Mechanisms of Transglutaminase 2 (TG2)-Mediated Gene Expression in Astrocyte

Astrocytes play an indispensable role in maintaining a healthy environment for neuronal function, and in mediating the response of the CNS to injury.

Following an injury astrocytes become ?reactive? and mediate both helpful and harmful outcomes depending on their gene expression profile.

However the molecular mechanisms that regulate gene expression in astrocytes and thus their response to injury has not been fully delineated. One protein that plays a key role in regulating the response of astrocytes to insults is transglutaminase 2 (TG2).

Deletion or depletion of TG2 results in astrocytes taking on a more ?helpful? phenotype, however the underlying molecular mechanisms are unknown.

TG2 is a multifunctional protein; it catalyzes a calcium dependent transamidation reaction, binds and hydrolyzes GTP and can function as a scaffold or linker protein.

TG2 undergoes large conformational changes mediated by calcium and GTP binding, and its conformation can dictate its function independent of its enzymatic activities. These conformational states are key a factors in determining cell survival/cell death outcomes.

There is a growing awareness that TG2 likely regulates gene expression, however the mechanisms of TG2-mediated regulation of gene expression in astrocytes has not been fully explored.

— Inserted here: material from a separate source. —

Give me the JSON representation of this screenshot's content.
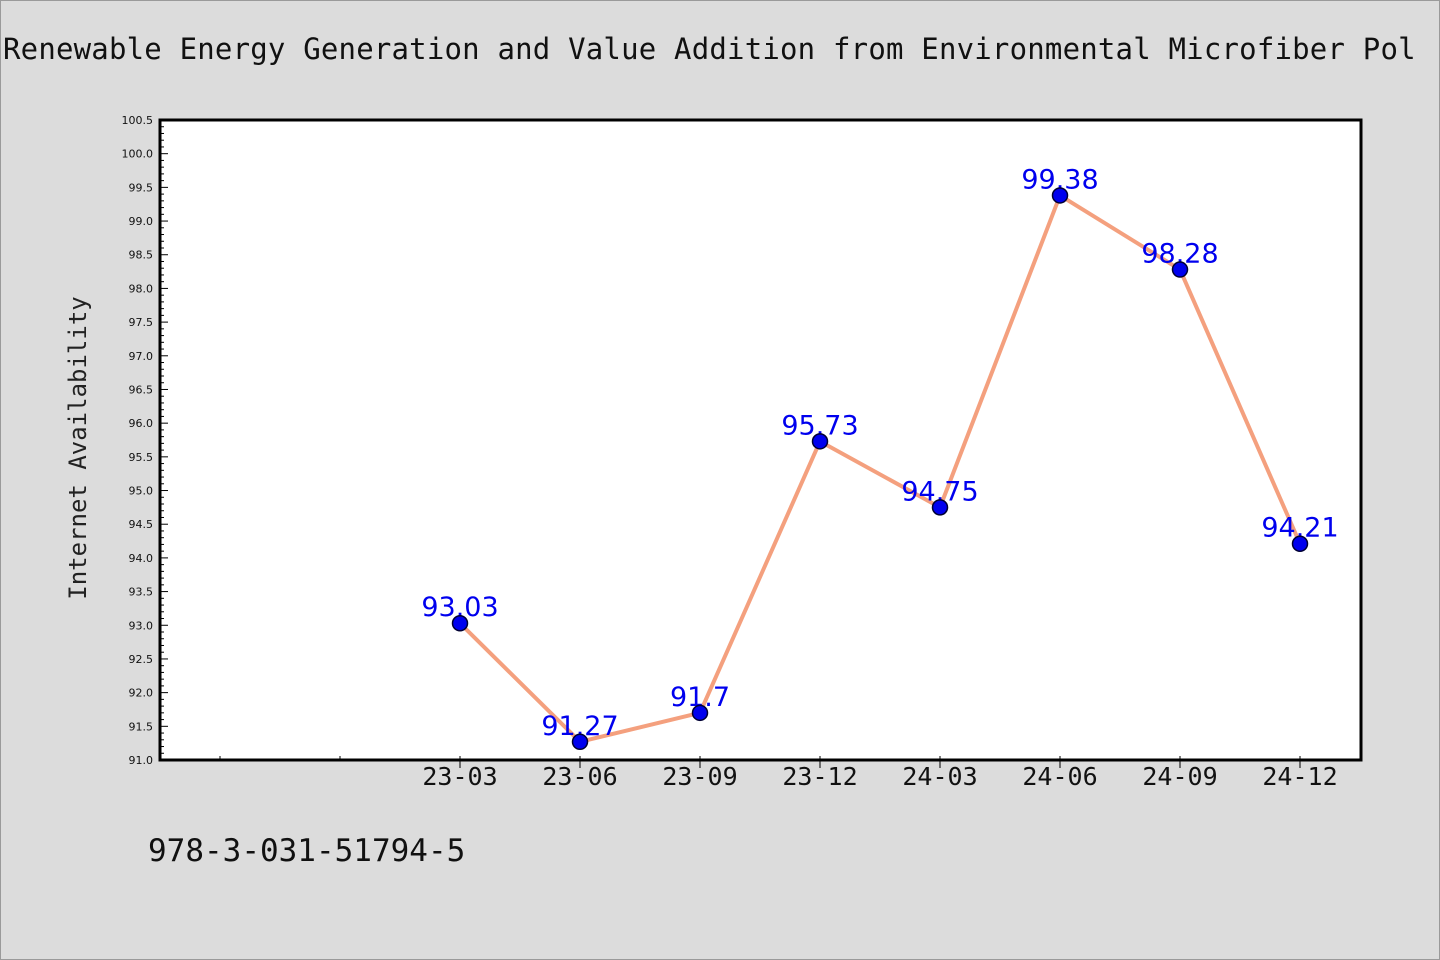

One possible mechanism may be by TG2 interacting with, and modulating the function of, a protein that plays a pivotal role in regulating gene expression.

One factor that plays a key role in regulating chromatin accessibility and the activity of specific transcription factors is Zbtb7a.

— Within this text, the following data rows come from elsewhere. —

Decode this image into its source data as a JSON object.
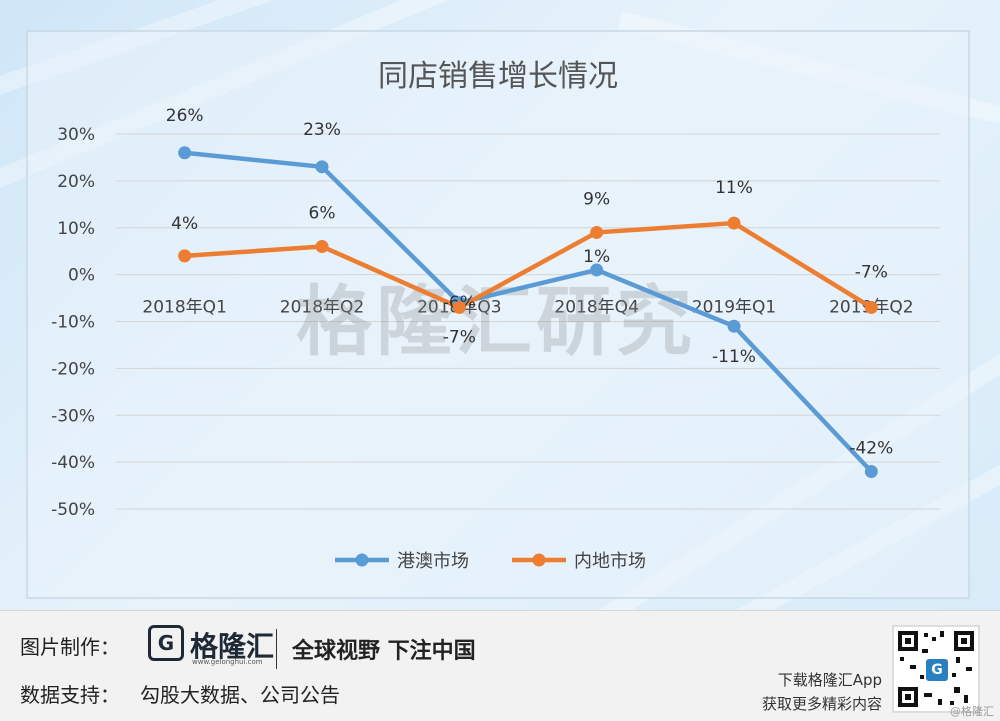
{
  "chart_data": {
    "type": "line",
    "title": "同店销售增长情况",
    "categories": [
      "2018年Q1",
      "2018年Q2",
      "2018年Q3",
      "2018年Q4",
      "2019年Q1",
      "2019年Q2"
    ],
    "series": [
      {
        "name": "港澳市场",
        "color": "#5b9bd5",
        "values": [
          26,
          23,
          -6,
          1,
          -11,
          -42
        ],
        "labels": [
          "26%",
          "23%",
          "-6%",
          "1%",
          "-11%",
          "-42%"
        ]
      },
      {
        "name": "内地市场",
        "color": "#ed7d31",
        "values": [
          4,
          6,
          -7,
          9,
          11,
          -7
        ],
        "labels": [
          "4%",
          "6%",
          "-7%",
          "9%",
          "11%",
          "-7%"
        ]
      }
    ],
    "ylim": [
      -50,
      30
    ],
    "yticks": [
      30,
      20,
      10,
      0,
      -10,
      -20,
      -30,
      -40,
      -50
    ],
    "ytick_labels": [
      "30%",
      "20%",
      "10%",
      "0%",
      "-10%",
      "-20%",
      "-30%",
      "-40%",
      "-50%"
    ],
    "grid": true,
    "legend": "bottom-center"
  },
  "watermark": "格隆汇研究",
  "footer": {
    "credit_label": "图片制作：",
    "logo_glyph": "G",
    "logo_name": "格隆汇",
    "logo_url": "www.gelonghui.com",
    "slogan": "全球视野 下注中国",
    "source_label": "数据支持：",
    "source_text": "勾股大数据、公司公告",
    "app_line1": "下载格隆汇App",
    "app_line2": "获取更多精彩内容",
    "qr_badge": "G",
    "corner_mark": "@格隆汇"
  }
}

Intriguingly, preliminary data indicate that TG2 interacts with Zbtb7a, and binding sites for these transcription factors are in the majority of pro-survival genes that are upregulated in TG2-/- astrocytes.

The UNDERLYING PREMISE of this proposal is that TG2 plays a role in regulating gene expression in astrocytes, and thus how they respond to injury. However, a CRITICAL KNOWLEDGE GAP is how TG2 regulates gene expression.

The OVERALL HYPOTHESIS of this application is that TG2, in a conformational dependent manner, moderates chromatin accessibility and the gene expression landscape, which contributes to how astrocytes respond to injury.

The NOVELTY of this project is that we will be using an integrated ?omic? approach (ATAC-seq, RNA-seq, ChIP-seq) and both in vitro and in vivo models of TG2+/+ and TG2-/- astrocytes to establish the mechanisms by which TG2 in a specific conformation regulates gene expression.

The specific aims of this proposal are to test the hypothesis that: (1) the conformation of TG2 play an essential role in determining its ability to regulate chromatin accessibility and gene expression, and (2) TG2 mediates gene expression in astrocytes in part by regulating the function of Zbtb7a.

The data generated from these novel and exploratory studies will provide the basis for a future R01 grant application focused on delineating the molecular mechanisms and pathways regulated by TG2 in astrocytes to direct outcomes following CNS injury.